Menurut data Badan Pusat Statistik impor komoditas susu mencapai US$55 juta pada Agustus 2018 atau melompat 73,3% dibandingkan dengan bulan sebelumnya sebesar US$31,7 juta.
MASIH JALAN
Ketua Dewan Persusuan Nasional (DPN) Teguh Boediyana mengatakan sampai dengan saat ini kemitraan masih dijalankan antara peternak dengan IPS. “Intinya, kemitraan sampai hari ini masih berjalan, tapi jumlah susu yang dihasilkan masih kecil bahkan menurun,” katanya kepada Bisnis, Selasa (25/9).

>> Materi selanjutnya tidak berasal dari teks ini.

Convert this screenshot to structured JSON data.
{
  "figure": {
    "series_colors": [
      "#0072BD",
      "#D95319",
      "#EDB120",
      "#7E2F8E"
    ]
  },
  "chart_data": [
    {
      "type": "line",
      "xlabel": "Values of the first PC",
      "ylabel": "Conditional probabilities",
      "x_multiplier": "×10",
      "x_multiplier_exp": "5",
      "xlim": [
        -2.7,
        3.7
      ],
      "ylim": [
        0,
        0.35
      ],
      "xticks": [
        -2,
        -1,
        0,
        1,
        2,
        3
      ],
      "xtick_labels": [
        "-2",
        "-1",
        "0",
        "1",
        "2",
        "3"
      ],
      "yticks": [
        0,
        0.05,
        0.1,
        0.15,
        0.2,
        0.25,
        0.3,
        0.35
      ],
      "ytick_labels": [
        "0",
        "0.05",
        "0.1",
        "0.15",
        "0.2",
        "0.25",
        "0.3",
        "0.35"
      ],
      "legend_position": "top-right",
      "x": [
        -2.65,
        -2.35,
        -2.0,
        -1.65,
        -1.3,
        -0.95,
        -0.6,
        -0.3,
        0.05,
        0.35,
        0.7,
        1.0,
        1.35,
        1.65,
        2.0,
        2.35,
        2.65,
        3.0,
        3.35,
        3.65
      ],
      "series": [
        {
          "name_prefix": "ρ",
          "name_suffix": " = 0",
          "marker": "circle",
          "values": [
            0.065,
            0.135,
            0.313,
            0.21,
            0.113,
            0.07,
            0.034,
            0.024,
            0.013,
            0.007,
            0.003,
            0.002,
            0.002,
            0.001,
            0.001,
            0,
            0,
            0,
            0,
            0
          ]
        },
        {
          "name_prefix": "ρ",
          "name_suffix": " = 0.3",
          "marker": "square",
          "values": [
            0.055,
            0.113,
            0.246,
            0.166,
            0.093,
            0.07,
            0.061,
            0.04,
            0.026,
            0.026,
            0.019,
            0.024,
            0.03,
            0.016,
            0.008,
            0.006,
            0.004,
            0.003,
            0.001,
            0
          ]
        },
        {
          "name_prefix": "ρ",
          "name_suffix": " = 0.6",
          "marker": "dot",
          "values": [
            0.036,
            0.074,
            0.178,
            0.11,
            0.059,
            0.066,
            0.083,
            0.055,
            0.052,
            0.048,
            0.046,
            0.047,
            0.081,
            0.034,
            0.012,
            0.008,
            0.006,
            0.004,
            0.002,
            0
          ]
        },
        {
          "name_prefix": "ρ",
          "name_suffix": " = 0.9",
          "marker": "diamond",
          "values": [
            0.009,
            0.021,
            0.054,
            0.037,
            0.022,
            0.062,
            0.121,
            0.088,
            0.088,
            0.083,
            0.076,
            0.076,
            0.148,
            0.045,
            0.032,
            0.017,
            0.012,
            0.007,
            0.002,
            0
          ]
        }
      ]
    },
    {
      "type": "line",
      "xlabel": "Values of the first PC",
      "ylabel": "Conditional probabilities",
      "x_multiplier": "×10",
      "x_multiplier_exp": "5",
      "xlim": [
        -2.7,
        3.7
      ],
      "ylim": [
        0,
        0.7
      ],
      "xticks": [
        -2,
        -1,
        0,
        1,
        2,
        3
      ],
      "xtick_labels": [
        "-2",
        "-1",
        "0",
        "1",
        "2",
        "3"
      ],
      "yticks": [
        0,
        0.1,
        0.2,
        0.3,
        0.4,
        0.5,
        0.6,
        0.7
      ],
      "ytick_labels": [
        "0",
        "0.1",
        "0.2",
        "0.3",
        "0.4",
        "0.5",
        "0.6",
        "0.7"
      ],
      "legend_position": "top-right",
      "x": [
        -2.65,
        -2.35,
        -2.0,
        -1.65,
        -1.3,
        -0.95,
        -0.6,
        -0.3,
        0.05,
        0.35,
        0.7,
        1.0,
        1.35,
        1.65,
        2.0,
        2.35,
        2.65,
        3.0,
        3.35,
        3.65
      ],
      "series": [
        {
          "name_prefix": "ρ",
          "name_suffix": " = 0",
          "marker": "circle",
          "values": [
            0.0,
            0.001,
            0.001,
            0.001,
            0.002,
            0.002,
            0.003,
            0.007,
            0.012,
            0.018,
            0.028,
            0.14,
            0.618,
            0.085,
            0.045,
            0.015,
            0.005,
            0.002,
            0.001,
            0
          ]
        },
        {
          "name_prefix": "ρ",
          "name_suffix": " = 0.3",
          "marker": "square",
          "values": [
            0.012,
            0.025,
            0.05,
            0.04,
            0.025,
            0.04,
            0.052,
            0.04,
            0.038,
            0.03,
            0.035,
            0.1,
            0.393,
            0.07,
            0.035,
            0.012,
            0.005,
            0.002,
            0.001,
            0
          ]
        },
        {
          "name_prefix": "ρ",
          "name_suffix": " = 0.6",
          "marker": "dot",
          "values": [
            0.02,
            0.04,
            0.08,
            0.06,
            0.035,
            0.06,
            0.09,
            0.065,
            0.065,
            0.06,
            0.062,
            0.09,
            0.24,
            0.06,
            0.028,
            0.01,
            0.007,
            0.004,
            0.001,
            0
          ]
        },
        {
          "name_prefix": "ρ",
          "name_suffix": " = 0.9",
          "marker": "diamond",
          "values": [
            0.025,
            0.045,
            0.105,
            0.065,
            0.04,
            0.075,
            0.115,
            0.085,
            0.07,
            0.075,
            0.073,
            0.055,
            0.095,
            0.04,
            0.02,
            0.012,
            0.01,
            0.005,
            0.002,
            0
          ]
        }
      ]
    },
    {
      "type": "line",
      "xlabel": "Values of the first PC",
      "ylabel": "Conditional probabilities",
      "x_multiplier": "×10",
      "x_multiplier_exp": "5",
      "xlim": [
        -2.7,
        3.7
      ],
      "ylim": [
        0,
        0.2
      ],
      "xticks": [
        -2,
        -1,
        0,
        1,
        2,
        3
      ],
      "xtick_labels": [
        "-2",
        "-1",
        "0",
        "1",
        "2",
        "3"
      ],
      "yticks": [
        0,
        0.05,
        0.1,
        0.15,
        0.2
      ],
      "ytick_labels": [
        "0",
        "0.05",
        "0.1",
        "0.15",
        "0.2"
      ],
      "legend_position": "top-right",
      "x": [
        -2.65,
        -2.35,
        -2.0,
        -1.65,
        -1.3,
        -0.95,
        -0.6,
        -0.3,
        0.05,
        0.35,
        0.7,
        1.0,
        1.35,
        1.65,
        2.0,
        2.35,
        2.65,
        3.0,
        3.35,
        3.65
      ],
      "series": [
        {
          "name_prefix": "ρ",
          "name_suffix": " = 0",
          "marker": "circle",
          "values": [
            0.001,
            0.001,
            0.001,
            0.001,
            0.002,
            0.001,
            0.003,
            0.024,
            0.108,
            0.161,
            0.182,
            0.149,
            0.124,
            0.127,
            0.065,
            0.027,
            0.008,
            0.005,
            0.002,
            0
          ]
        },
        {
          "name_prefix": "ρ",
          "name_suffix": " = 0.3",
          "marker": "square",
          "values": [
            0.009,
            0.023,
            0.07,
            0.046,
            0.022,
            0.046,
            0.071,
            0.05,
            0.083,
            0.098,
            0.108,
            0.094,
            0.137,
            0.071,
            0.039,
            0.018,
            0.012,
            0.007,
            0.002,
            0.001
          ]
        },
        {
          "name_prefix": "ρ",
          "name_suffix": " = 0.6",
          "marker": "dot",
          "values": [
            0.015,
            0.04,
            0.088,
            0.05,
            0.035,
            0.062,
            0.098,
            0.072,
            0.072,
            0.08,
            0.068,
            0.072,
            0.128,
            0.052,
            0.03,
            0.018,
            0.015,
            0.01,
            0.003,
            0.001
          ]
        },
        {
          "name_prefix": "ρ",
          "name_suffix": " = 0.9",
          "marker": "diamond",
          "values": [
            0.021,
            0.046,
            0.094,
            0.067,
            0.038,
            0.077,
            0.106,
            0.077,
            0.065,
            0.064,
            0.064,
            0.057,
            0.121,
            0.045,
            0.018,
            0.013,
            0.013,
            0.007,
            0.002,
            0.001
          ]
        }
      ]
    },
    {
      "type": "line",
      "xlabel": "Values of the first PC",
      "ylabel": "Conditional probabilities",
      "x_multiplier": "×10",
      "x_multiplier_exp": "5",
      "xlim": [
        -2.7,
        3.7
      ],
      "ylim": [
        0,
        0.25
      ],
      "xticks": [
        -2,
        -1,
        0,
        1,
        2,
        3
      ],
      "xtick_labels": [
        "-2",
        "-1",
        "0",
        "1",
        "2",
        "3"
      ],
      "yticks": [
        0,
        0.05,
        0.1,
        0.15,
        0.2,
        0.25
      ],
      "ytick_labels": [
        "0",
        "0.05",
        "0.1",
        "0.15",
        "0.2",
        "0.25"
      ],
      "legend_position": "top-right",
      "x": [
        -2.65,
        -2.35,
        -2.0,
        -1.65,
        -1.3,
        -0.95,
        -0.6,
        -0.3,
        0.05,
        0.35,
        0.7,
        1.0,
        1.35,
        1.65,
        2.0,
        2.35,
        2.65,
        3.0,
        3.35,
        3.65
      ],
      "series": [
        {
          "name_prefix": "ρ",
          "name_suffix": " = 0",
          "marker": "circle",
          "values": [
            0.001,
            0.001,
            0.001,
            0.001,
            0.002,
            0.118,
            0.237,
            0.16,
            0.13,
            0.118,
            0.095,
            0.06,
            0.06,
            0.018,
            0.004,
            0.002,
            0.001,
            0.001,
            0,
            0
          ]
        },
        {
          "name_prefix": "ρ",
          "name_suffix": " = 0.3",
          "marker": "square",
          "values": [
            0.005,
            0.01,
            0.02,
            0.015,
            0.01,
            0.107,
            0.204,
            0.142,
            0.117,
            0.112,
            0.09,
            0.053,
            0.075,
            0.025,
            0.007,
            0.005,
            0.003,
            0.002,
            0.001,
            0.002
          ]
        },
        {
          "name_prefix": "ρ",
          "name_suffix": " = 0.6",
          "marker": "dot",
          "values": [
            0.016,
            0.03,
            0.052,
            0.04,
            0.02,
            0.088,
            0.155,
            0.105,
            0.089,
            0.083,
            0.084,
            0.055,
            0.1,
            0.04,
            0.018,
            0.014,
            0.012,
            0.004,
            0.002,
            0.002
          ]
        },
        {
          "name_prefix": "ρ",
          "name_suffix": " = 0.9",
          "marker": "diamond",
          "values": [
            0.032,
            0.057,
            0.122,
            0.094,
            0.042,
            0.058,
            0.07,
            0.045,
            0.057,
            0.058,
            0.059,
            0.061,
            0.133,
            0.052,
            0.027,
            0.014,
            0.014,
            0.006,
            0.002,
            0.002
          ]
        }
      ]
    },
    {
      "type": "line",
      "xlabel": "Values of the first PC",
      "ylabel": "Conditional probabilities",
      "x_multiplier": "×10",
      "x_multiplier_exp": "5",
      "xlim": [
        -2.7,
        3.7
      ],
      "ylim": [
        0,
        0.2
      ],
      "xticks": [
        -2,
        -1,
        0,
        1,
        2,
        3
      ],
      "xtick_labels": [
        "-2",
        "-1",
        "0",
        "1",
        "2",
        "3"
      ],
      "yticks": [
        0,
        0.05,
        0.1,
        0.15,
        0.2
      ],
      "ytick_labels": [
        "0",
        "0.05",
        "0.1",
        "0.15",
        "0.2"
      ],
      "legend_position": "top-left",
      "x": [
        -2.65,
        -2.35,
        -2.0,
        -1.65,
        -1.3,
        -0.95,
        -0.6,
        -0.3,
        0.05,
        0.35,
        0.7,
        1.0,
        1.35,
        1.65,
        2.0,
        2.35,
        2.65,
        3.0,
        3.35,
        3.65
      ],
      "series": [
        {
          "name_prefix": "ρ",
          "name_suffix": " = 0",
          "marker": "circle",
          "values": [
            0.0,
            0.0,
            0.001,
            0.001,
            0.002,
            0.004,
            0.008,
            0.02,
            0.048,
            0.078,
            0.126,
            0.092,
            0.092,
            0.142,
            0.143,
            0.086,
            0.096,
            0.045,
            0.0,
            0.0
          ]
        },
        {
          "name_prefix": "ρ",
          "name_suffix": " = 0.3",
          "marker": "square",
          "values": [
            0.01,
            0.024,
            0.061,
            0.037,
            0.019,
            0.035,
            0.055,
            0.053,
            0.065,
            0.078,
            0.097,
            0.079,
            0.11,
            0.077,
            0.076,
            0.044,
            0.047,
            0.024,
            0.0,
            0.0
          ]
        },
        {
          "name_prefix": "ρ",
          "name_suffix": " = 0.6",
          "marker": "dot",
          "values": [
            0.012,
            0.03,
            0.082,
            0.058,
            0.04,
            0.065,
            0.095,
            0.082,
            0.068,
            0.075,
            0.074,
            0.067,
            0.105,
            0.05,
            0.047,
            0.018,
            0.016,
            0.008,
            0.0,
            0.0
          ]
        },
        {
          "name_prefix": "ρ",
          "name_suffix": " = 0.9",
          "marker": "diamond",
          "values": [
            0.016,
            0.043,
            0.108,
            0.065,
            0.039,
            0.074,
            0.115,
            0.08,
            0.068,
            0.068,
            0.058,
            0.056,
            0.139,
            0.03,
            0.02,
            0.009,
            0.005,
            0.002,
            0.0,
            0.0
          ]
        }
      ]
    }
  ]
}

Sayangnya, dia belum bisa memberikan data terperinci mengenai penurunan produksi SSDN itu. Sampai dengan saat ini Jawa Timur masih menjadi sentra produksi SSDN dilanjutkan dengan Jawa Barat, Jawa Tengah dan Yogyakarta. Rata-rata peternak juga masih bisa memenuhi persyaratan yang diinginkan oleh IPS.
Adapun, untuk harga yang diberikan kepada peternak tergantung pada kualitas susu, untuk susu yang baik dihargai Rp6.500 per liter dan susu yang jelek dihargai dibawah Rp5.000 per liter.
“Pendingin susu sangat dibutuhkan dan koperasi [peternak] harus punya. Pengadaan pendingin oleh koperasi pun [harus] dibantu dari IPS dengan pola kemitraan atau menyicil,” katanya.
Sekarang ini, lanjut Teguh, yang paling penting adalah pemerintah menyadari bahwa industri sedang darurat susu nasional.
Menurutnya dengan peningkatan impor susu oleh IPS harusnya menjadi momentum yang tepat untuk pemerintah sadar kalau impor susu, meskipun nilainya kecil yaitu Rp15 triliun, bisa disubtitusi dengan produksi dalam negeri dan membuka lapangan pekerjaan.
“[Harus] sadar sedang darurat jadi ada upaya peningkatan populasi dan produktivitas SSDN. Justru ini kesempatan kalau bisa menekan impor maka menekan devisa di sisi lain dan memberdayakan masyarakat desa dan membuka lapangan kerja,” katanya.
Pada 2020, Teguh meyakini konsumsi susu sapi akan terus meningkat seiring dengan pertambahan penduduk, peningkatan pendapatan dan sadar gizi masyarakat. Pada saat yang sama, produksi SSDN diramalkan hanya bisa memenuhi 10%--15% kebutuhan.